Here is a literal translation, from for loops to while loops:

mdc = function(o){
    if(!o.length)
        return 0;
    var r;
    var a;
    var i = o.length - 1;
    var b = o[i];
    while (i) {
        a = o[--i];            
        while (r = a % b) {
            a = b;
            b = r;
        }
    }        
    return b;
}; 

Here is a translation that unpacks some of the silliness and renames the variables:

mdc = function(o){
    if(!o.length)
        return 0;
    var cur_index = o.length - 1;
    var b = o[cur_index];
    while (cur_index) {
        cur_index -= 1;
        var a = o[cur_index];              

        var remainder = a % b;         
        while (remainder) {
            a = b;
            b = remainder;
            remainder = a % b;
        }
    }        
    return b;
}; 
1

I'll give it a try

var r, a, i = o.length - 1
var b = o[i];

while(i) {
  a = o[--i];
  while(r = a % b) {
   a = b;
   b = r;
 }
 return b;
}
1

This for does the same thing that you are used to see, but only with more steps in each part of it. The are three parts:

part 1: it initializes the variables;

part 2: it verifies if the for should continue to iterate

part 3: it increases or decreases the variables;

If you look at it, you're going to see some commas; it is used to declare more than only one variable or condition. The code bellow is the same as the code that you posted, but in a way that looks familiar to you:

mdc = function(o){
if(!o.length)
    return 0;
    var r;
    var a;
    var i = o.length - 1;
    for(var b = o[i]; i;) {
        for(a = o[--i]; r = a % b;b = r) {
           a = b;
        }
        return b;
    }
}; 

You can notice the second for ends with a ";", which is equivalent to a command line, that why there is only the "a = b" command in it, instead of "return b";

1

Well the basic formula of a for loop is

for(initial code; condition to check for; code to execute after loop)
{
    loop
}

I don't like the syntax in that code. Just declare all your variables at the top. Since your best interest is to debug the code, it's probably best to have one statement per line.

mdc = function(o)
{
    if(!o.length)
        return 0;
    var r, a, b, i;
    i = o.length - 1;
    b = o[i];
    while(i)
    {
        a = o[i];
        i--;
        while(r = a % b)
        {
            a = b;
            b = r;
        }
    }
    return b;
};
1

``I think the problem is that (a,b) need to be interchanged depending on which is greater. (The second for loop). The Euclidean algorithm does that. This one does not seem to be doing that.

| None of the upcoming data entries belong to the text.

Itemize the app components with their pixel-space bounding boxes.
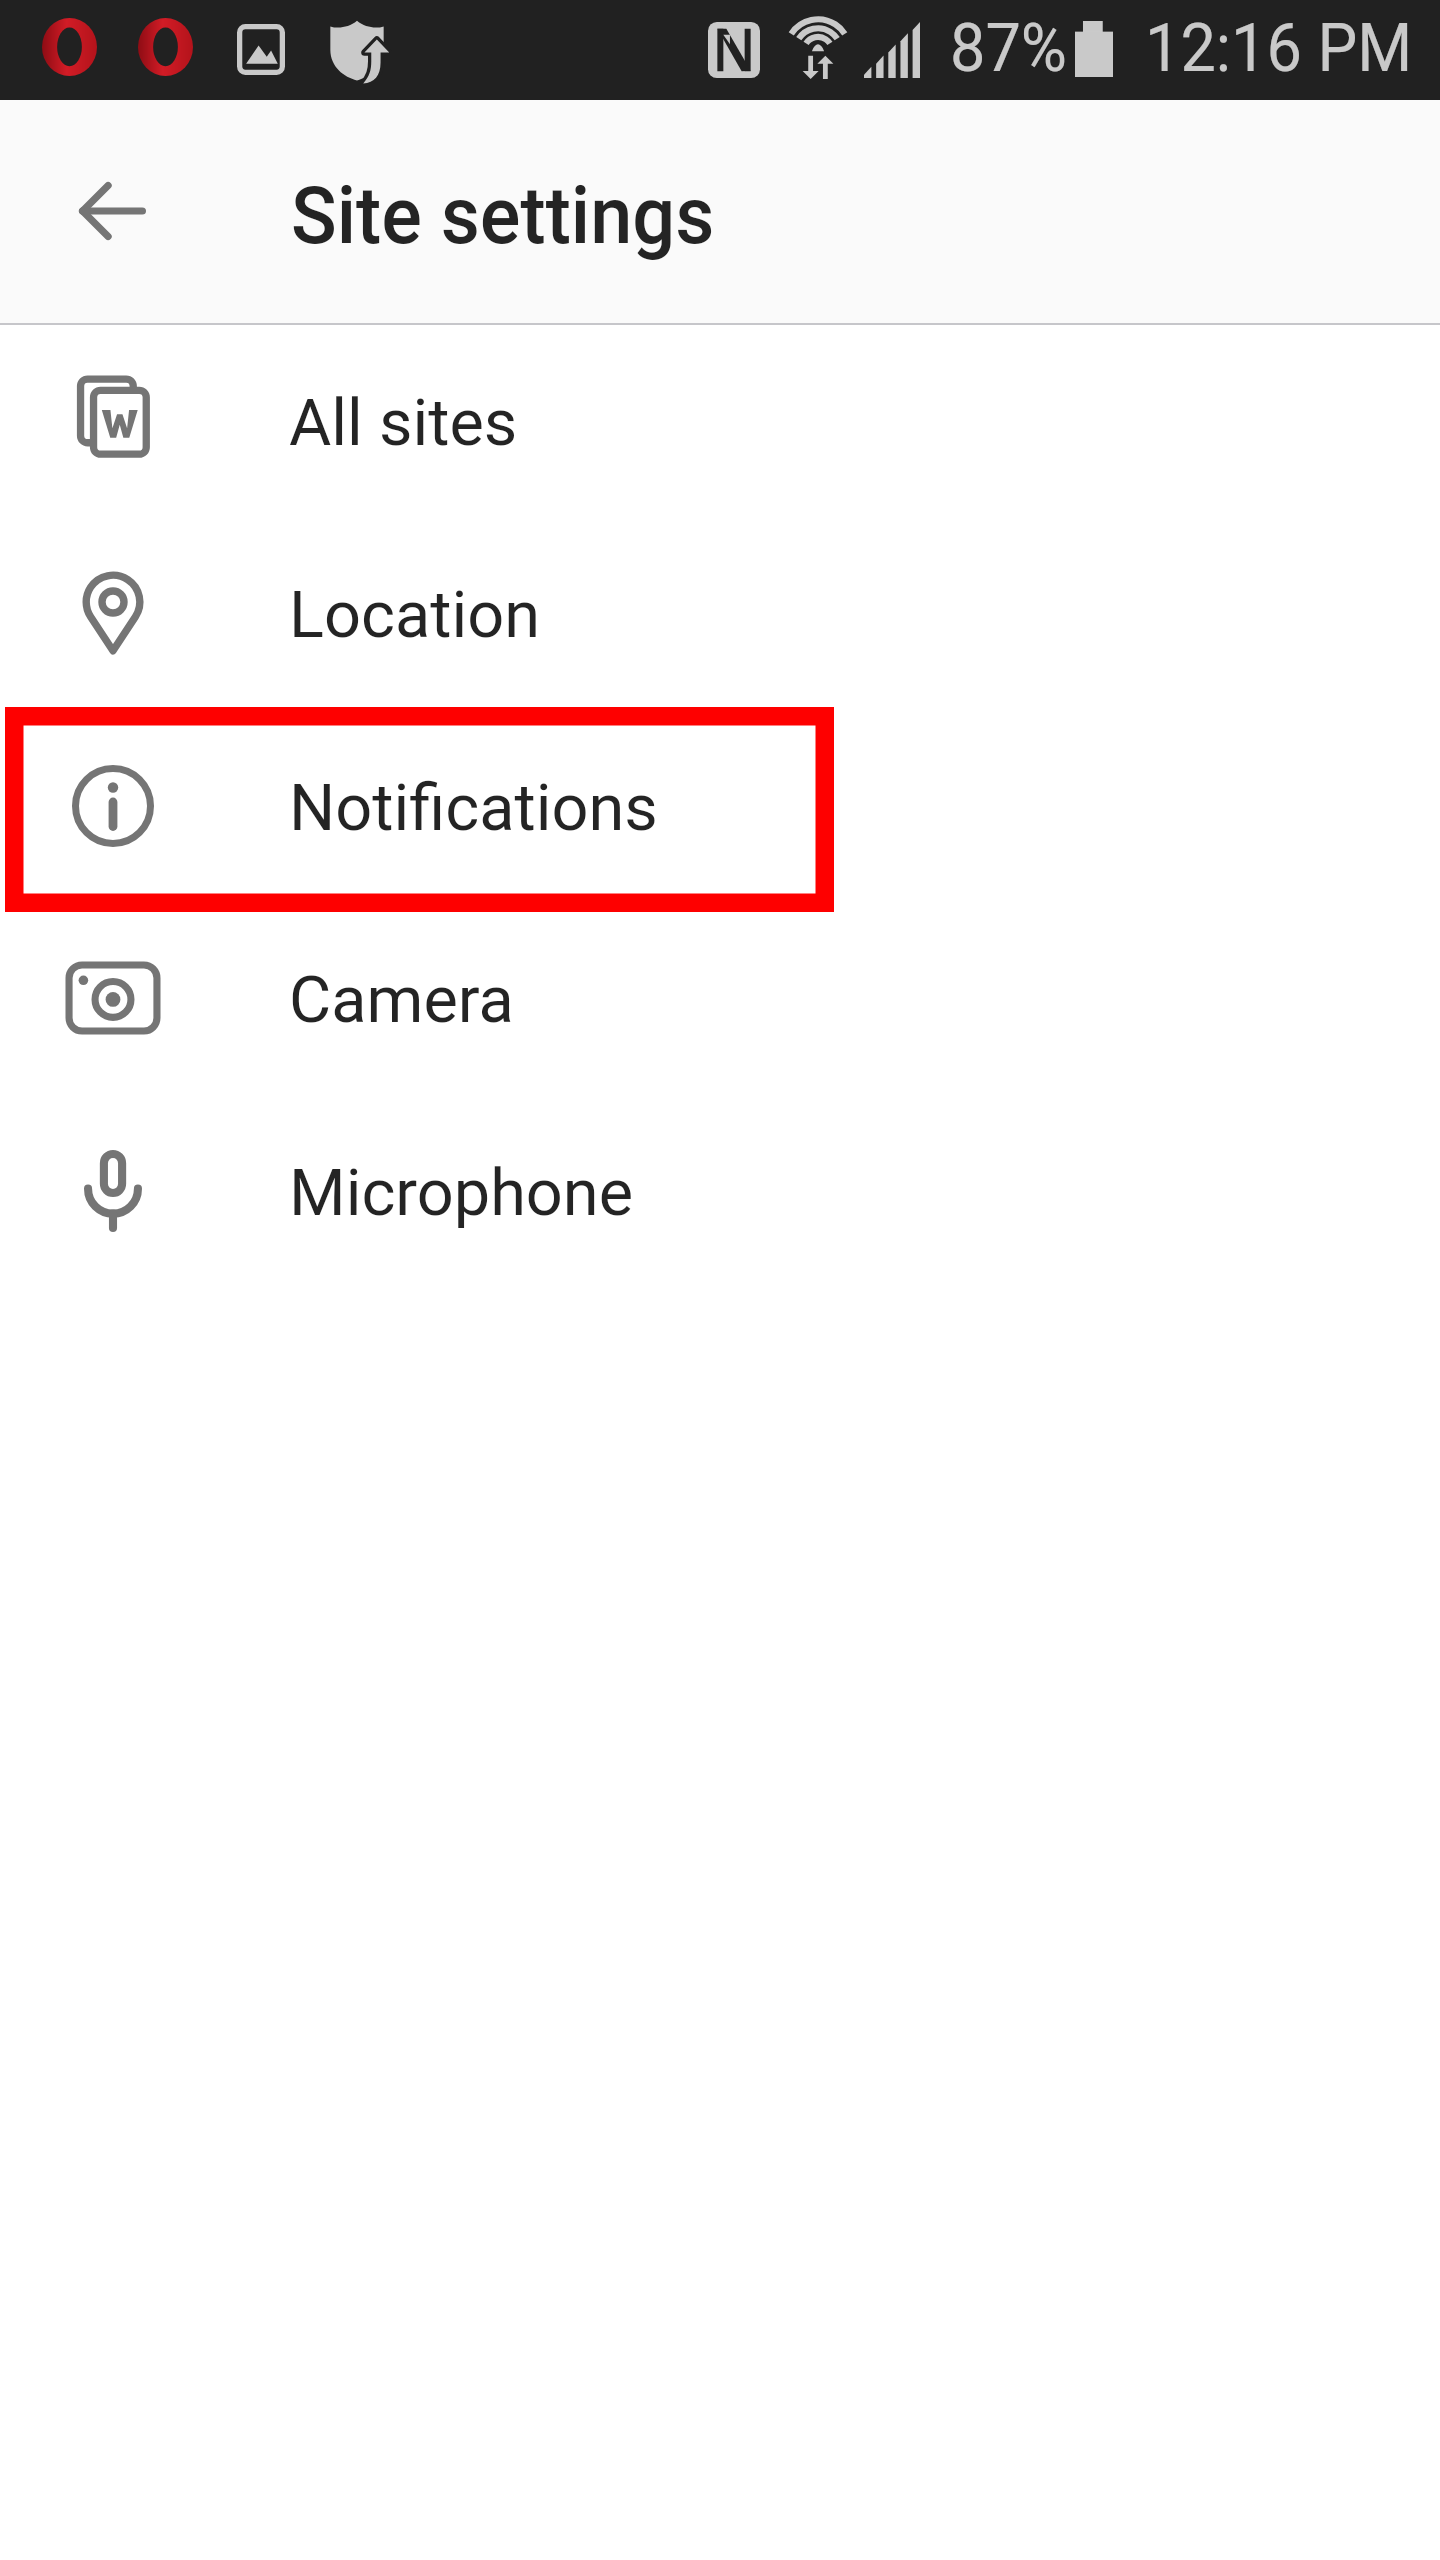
button[interactable]: All sites [0,325,1440,518]
staticText: 12:16 PM [1145,10,1412,87]
staticText: 87% [950,10,1068,87]
staticText: Location [289,577,540,653]
staticText: All sites [289,385,518,461]
button[interactable]: Navigate up [44,143,180,279]
staticText: Camera [289,962,514,1038]
staticText: Microphone [289,1155,633,1231]
staticText: Site settings [291,169,715,263]
button[interactable]: Location [0,517,1440,710]
button[interactable]: Microphone [0,1095,1440,1288]
button[interactable]: Notifications [0,710,1440,903]
button[interactable]: Camera [0,902,1440,1095]
staticText: Notifications [289,770,658,846]
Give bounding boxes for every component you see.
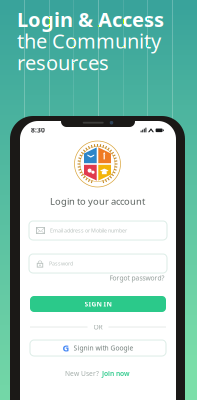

GCD of an array of numbers: I would use the standard Euclidean algorithm.

If you are iterating from the end : GCD (a,b) =K
Now call GCD(K,next_element_in_array) . That should work.

enter code here
  Written in Pseudo-code What he is trying to do is more understandable:  
   For(b =array[end];   )    
     { 
      For(a= array[end-1]; end >=0 ;end --)  
          {
          (i)Divide a/b
          (ii)Put the new 'reduced' divisor in 'b'.
         (iii)Put the reminder back in c 
          }     
         end --
      } 

           }
       }

So, at the end of the loop, anything What he is trying to simulate is the hand-division computation of gcd of series of numbers - the high-school trick!

The problem, as I mentioned above,is in swapping (a,b) which is greater.